The Affordable Care Act (ACA) fueled unparalleled opportunities for providers, payers, and state and federal agencies to test delivery system innovations for improving health outcomes and patient experience, while lowering costs. Many of these innovations — incubated through federal awards and subsequent philanthropic grants — must now secure more sustainable long-term funding. One promising strategy for doing so is to align with state and federal value-based payment (VBP) efforts.

VBP models shift provider payment away from traditional fee-for-service (FFS) arrangements that reward volume and instead pay for patient outcomes. Many VBP goals are also consistent with the payers’ desire to reduce costs. This could help them justify continued investments in these program innovations. Five key VBP strategies are listed below:

  • Pay for Performance (P4P). In a P4P model, the FFS payment is supplemented by performance incentive payments linked to outcomes, process, or patient experience quality metrics. For example, if quality targets are achieved, the provider receives a bonus. Some models withhold payment until metrics are achieved or claw back payment if they are not.  The Medicare Physician Group Practice Demonstration offers one example of P4P, as do Medicaid P4P models in California and Kansas.
  • Bundled Payments. Bundled payments provide a single reimbursement for a set of services for a specific care intervention or condition within a defined time period, often referred to as an “episode of care.” If providers treat a patient for the episode for less cost than the bundled amount and meet quality standards, they keep the excess payment, but if they spend more than the amount or fail to meet quality standards, they do not receive additional funding.  Bundled payments are becoming popular in the commercial sector, as well as in Medicaid, for example, in Arkansas, Ohio, and Tennessee.
  • Shared Savings. Shared savings programs hold providers accountable for costs and quality by managing patients’ total cost of care. Providers receive a percentage of savings if they reduce costs and meet quality benchmarks.
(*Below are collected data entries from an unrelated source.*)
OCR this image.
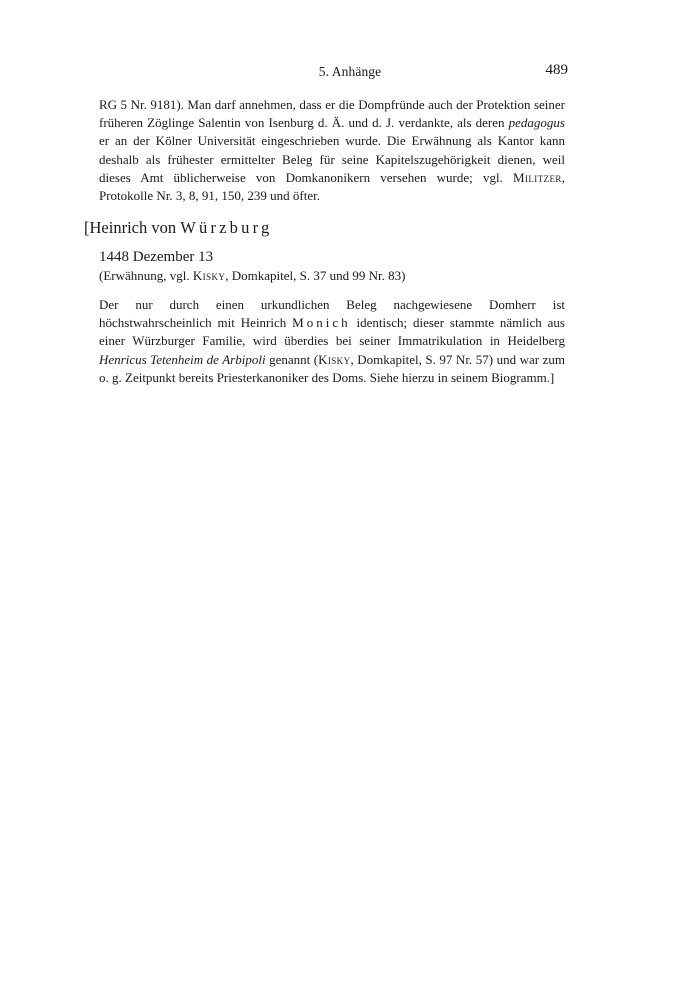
5. Anhänge	489

RG 5 Nr. 9181). Man darf annehmen, dass er die Dompfründe auch der Protektion seiner früheren Zöglinge Salentin von Isenburg d. Ä. und d. J. verdankte, als deren pedagogus er an der Kölner Universität eingeschrieben wurde. Die Erwähnung als Kantor kann deshalb als frühester ermittelter Beleg für seine Kapitelszugehörigkeit dienen, weil dieses Amt üblicherweise von Domkanonikern versehen wurde; vgl. Militzer, Protokolle Nr. 3, 8, 91, 150, 239 und öfter.

[Heinrich von Würzburg
1448 Dezember 13
(Erwähnung, vgl. Kisky, Domkapitel, S. 37 und 99 Nr. 83)

Der nur durch einen urkundlichen Beleg nachgewiesene Domherr ist höchstwahrscheinlich mit Heinrich Monich identisch; dieser stammte nämlich aus einer Würzburger Familie, wird überdies bei seiner Immatrikulation in Heidelberg Henricus Tetenheim de Arbipoli genannt (Kisky, Domkapitel, S. 97 Nr. 57) und war zum o. g. Zeitpunkt bereits Priesterkanoniker des Doms. Siehe hierzu in seinem Biogramm.]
In some models, there is also “downside risk” where providers are required to pay “shared losses” if those losses exceed cost benchmarks. The Medicare Shared Savings Program is a prominent shared savings model and many state Medicaid accountable care organization models also use this payment arrangement.
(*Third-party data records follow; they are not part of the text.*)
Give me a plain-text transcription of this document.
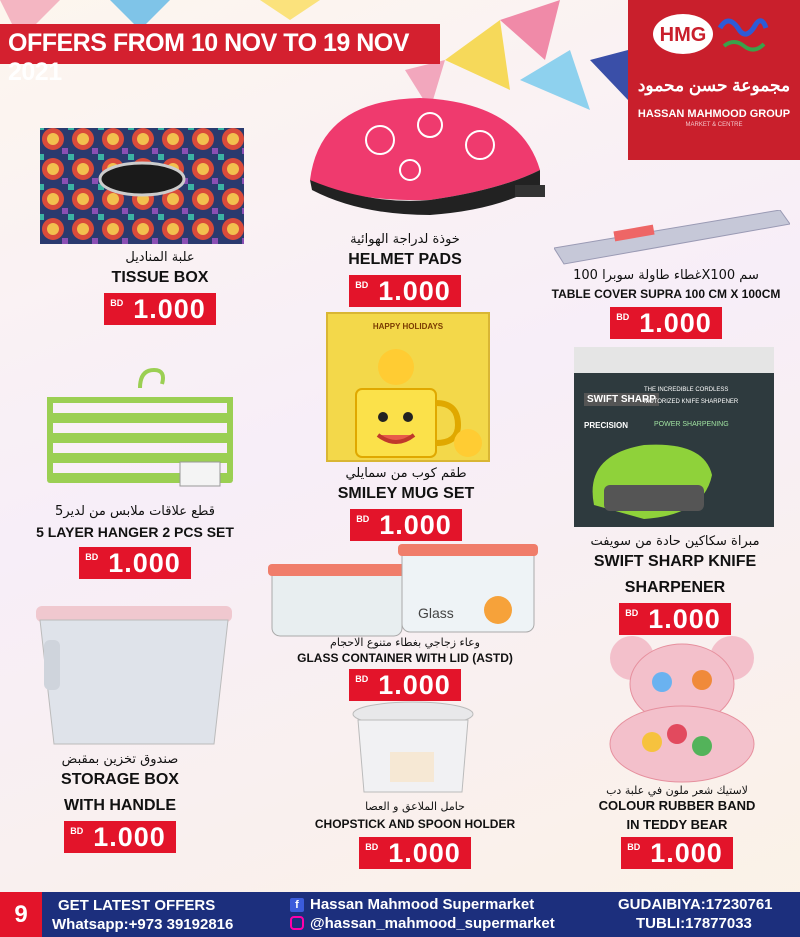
OFFERS FROM 10 NOV TO 19 NOV 2021
HMG
مجموعة حسن محمود
HASSAN MAHMOOD GROUP
MARKET & CENTRE
HAPPY HOLIDAYS
SWIFT SHARP
THE INCREDIBLE CORDLESS
MOTORIZED KNIFE SHARPENER
PRECISION	POWER SHARPENING
Glass
علبة المناديل
TISSUE BOX
BD 1.000
خوذة لدراجة الهوائية
HELMET PADS
BD 1.000
غطاء طاولة سوبرا 100X100 سم
TABLE COVER SUPRA 100 CM X 100CM
BD 1.000
5قطع علاقات ملابس من لدير
5 LAYER HANGER 2 PCS SET
BD 1.000
طقم كوب من سمايلي
SMILEY MUG SET
BD 1.000
مبراة سكاكين حادة من سويفت
SWIFT SHARP KNIFE
SHARPENER
BD 1.000
وعاء زجاجي بغطاء متنوع الاحجام
GLASS CONTAINER WITH LID (ASTD)
BD 1.000
صندوق تخزين بمقبض
STORAGE BOX
WITH HANDLE
BD 1.000
حامل الملاعق و العصا
CHOPSTICK AND SPOON HOLDER
BD 1.000
لاستيك شعر ملون في علبة دب
COLOUR RUBBER BAND
IN TEDDY BEAR
BD 1.000
9	GET LATEST OFFERS
Whatsapp:+973 39192816
f Hassan Mahmood Supermarket
@hassan_mahmood_supermarket
GUDAIBIYA:17230761
TUBLI:17877033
  • Capitation and Global Payments. Capitated models pay a single PMPM fee to a provider for an individual’s total cost of care. This payment method eliminates FFS and encourages providers to manage all aspects of a patient’s care, not just medical care. Maryland’s all-payer model and Oregon’s Coordinated Care Organizations use global payments.

Providers seeking to sustain health care innovations may look to existing federal and state VBP efforts as an opportunity for doing so. Many state Medicaid programs operate through managed care plans, which could also be a promising avenue for financing one or more of the VBP models discussed above.